The Arc along with the American Association on Intellectual and Developmental Disabilities, the Bazelon Center for Mental Health Law and the National Disability Rights Network filed an amicus brief in the case urging the court to rely on an established clinical framework in determining intellectual disability. This approach evaluates whether a person has significant limitations in intellectual functioning and adaptive functioning that arose before adulthood.
“This framework is the product of hundreds of thousands of hours of scientific research, review, clinical observation, and practical experience,” the brief states. “Courts and other decision-makers have long relied on this diagnostic framework as the established method for obtaining an accurate diagnosis in order to address a number of different clinical and legal issues.”
Margaret A. Nygren, executive director and CEO of the American Association on Intellectual and Developmental Disabilities, said the current case is specifically focused on how states should consider IQ scores when there is a claim that an individual should be barred from execution due to intellectual disability, an issue affecting very few people.
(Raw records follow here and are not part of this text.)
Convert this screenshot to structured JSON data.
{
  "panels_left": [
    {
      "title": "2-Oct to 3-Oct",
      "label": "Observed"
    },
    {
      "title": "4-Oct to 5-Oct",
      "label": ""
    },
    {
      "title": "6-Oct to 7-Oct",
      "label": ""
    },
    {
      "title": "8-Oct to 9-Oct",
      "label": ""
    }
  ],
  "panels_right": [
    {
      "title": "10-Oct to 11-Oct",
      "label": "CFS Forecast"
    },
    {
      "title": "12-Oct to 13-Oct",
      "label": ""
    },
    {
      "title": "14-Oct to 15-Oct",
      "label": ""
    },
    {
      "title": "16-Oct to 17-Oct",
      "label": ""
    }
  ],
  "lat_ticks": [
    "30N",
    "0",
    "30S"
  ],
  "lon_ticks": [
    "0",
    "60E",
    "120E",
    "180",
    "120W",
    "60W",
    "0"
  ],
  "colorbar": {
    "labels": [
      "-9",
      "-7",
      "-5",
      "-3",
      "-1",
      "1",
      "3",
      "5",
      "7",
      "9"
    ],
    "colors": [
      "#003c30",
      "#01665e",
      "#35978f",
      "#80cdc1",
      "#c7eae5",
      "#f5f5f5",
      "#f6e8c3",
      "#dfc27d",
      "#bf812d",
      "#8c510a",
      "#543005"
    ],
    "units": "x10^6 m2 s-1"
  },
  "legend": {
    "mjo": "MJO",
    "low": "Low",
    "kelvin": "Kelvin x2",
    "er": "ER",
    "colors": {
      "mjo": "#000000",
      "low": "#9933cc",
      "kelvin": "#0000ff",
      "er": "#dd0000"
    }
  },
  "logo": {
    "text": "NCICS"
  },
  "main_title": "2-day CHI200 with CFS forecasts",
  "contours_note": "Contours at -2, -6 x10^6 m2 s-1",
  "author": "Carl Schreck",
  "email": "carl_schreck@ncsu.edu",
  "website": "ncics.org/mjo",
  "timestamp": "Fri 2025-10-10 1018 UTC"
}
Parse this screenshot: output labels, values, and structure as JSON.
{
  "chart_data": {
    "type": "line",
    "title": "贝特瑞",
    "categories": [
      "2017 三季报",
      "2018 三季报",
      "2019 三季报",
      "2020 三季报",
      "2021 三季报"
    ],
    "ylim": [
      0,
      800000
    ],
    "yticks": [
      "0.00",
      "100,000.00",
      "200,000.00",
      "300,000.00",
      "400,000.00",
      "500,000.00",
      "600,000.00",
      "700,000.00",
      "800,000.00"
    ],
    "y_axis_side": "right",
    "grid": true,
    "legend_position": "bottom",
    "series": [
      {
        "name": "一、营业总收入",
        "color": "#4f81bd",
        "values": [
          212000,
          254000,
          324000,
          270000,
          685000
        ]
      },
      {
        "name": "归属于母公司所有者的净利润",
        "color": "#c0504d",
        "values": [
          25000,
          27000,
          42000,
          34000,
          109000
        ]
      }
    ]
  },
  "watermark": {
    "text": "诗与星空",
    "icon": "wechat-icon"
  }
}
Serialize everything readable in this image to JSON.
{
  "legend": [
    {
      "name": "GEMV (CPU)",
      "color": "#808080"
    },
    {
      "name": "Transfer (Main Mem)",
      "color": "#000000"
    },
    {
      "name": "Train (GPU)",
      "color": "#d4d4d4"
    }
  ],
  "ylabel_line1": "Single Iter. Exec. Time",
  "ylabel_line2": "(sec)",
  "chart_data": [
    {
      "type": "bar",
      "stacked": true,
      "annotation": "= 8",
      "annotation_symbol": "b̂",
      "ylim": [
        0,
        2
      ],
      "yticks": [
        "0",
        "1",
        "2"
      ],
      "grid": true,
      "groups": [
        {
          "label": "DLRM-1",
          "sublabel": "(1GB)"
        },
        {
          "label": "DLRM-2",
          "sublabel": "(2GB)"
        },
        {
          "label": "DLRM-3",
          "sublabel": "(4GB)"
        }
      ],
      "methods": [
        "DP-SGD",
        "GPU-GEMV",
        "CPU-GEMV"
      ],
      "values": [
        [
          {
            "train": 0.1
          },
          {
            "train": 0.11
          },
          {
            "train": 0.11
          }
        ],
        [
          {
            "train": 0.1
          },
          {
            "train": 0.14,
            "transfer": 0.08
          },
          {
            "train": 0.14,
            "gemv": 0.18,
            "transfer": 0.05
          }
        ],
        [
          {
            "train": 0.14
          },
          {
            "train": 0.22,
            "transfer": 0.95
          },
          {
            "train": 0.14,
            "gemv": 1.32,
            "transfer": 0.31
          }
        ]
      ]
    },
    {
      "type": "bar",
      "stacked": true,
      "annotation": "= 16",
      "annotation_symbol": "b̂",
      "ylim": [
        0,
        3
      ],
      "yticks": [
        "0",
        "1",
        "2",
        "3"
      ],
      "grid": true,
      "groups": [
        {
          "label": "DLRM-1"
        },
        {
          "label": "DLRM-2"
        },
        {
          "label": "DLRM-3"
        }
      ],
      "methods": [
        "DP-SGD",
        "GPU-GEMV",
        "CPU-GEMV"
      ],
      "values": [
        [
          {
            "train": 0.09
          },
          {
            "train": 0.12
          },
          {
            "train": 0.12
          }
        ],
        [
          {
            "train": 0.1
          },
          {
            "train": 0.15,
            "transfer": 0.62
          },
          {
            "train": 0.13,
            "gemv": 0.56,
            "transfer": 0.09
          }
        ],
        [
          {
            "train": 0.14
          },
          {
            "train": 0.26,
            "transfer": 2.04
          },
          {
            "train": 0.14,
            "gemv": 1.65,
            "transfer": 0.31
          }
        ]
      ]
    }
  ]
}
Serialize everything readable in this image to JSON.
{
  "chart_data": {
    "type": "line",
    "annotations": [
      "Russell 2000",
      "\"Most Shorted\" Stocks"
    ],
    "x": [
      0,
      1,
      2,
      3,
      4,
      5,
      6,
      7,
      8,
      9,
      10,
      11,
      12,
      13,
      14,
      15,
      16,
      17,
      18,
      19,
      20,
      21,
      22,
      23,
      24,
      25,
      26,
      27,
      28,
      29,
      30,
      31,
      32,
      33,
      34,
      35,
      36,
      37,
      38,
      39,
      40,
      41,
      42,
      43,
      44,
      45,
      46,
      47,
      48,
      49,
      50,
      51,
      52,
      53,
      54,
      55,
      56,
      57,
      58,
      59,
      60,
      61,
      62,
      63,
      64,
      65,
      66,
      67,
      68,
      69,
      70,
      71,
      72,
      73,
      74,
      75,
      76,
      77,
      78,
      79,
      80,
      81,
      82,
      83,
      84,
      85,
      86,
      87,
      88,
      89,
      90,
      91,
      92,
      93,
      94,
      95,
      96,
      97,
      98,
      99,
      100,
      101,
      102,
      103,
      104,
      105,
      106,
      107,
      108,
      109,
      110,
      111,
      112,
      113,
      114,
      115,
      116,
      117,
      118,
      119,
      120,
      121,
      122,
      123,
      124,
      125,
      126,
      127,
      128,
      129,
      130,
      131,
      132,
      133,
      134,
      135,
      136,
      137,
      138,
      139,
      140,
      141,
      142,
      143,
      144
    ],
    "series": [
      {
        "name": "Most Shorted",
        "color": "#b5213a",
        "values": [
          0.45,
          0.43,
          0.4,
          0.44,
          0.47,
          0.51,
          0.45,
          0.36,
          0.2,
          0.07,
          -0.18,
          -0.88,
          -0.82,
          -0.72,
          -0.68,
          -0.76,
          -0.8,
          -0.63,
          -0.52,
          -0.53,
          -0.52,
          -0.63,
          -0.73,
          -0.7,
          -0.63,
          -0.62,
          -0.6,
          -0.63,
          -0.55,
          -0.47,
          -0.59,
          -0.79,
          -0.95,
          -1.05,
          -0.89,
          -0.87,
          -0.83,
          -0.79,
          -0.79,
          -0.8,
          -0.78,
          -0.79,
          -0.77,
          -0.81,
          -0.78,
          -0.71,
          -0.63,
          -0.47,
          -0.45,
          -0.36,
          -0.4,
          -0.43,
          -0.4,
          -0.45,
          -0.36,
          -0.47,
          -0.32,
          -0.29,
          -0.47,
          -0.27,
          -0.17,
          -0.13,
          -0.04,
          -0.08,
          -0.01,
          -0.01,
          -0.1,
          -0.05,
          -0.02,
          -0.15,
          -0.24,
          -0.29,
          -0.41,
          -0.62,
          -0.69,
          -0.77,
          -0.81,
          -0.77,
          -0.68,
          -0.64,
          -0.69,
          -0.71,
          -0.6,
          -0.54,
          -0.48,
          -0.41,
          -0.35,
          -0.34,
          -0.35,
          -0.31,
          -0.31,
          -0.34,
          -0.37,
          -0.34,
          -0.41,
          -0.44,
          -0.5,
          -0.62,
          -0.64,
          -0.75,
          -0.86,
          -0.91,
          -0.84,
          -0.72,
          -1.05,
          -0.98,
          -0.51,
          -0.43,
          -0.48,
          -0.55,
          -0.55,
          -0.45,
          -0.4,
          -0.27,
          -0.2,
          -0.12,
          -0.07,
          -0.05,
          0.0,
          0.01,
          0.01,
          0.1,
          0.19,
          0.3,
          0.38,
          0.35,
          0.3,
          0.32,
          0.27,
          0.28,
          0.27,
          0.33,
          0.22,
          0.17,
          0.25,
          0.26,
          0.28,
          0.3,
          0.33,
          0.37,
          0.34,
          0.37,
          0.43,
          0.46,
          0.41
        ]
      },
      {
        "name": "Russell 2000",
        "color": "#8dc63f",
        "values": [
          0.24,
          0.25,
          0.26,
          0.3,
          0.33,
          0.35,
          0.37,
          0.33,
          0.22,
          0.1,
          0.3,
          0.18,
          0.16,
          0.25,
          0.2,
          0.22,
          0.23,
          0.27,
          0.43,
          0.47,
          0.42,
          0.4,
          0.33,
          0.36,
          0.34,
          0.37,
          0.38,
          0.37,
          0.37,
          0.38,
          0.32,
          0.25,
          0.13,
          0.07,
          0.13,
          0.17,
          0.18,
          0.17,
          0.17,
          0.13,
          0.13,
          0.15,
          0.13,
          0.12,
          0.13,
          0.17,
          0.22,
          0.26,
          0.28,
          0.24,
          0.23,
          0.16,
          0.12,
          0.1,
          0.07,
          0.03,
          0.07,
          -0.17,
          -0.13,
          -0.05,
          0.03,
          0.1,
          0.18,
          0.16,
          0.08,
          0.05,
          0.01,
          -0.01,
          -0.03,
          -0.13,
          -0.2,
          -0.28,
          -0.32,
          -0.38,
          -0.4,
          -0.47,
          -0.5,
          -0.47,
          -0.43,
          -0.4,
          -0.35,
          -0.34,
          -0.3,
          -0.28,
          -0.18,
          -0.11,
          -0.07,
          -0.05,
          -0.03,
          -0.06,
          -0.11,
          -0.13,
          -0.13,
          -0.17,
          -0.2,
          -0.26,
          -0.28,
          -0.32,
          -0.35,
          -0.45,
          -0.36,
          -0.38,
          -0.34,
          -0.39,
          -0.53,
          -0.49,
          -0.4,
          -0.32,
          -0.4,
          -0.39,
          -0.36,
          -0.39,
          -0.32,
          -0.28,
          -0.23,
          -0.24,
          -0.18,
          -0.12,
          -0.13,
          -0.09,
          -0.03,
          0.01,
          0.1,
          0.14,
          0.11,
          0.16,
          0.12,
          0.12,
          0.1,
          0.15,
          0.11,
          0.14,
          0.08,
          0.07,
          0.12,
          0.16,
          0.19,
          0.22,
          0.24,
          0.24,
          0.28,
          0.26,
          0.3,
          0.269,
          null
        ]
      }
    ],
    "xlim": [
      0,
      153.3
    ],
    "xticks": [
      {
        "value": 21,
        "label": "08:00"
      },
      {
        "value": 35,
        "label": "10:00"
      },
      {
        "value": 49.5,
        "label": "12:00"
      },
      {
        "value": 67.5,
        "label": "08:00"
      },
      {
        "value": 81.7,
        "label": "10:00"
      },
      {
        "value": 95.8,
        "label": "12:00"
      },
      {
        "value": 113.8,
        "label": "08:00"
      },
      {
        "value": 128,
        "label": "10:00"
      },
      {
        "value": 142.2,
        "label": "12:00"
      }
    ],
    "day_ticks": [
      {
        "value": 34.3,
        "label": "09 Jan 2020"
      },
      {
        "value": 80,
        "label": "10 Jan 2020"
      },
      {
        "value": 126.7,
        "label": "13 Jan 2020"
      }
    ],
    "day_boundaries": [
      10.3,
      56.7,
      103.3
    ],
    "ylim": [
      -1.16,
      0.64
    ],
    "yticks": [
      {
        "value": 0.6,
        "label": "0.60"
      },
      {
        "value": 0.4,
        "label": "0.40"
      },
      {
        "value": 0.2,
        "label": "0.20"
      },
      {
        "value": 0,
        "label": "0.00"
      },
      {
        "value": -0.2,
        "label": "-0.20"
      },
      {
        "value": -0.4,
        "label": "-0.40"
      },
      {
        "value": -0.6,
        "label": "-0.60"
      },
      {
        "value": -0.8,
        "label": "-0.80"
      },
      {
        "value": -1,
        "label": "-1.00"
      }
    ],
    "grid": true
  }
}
But, she noted that a new Supreme Court ruling could create a precedent that is cited in future legal proceedings on other matters.
“The law would prefer a one-size fits all answer to the question of what to do when there are several IQ scores, or any scores with ranges that fall just above and below the diagnostic threshold,” Nygren said. “Sometimes the correct answer really is, ‘it depends.’”
Jennifer Mathis, deputy director of the Bazelon Center for Mental Health Law, said that the true impact of the case could depend on how a decision is written.
“As the Supreme Court has recognized, how intellectual disability is defined has implications far beyond the use of the death penalty,” Mathis said. “Whether a person is considered to have an intellectual disability matters in many other contexts, including for educational services as well as health and social services like home and community-based services. The lives of people with disabilities are at stake in this case, and we hope the court gets it right.”
In addition to the disability advocacy groups, the American Psychological Association and the American Psychiatric Association filed a brief in support of Smith, while 19 states are supporting Alabama’s position.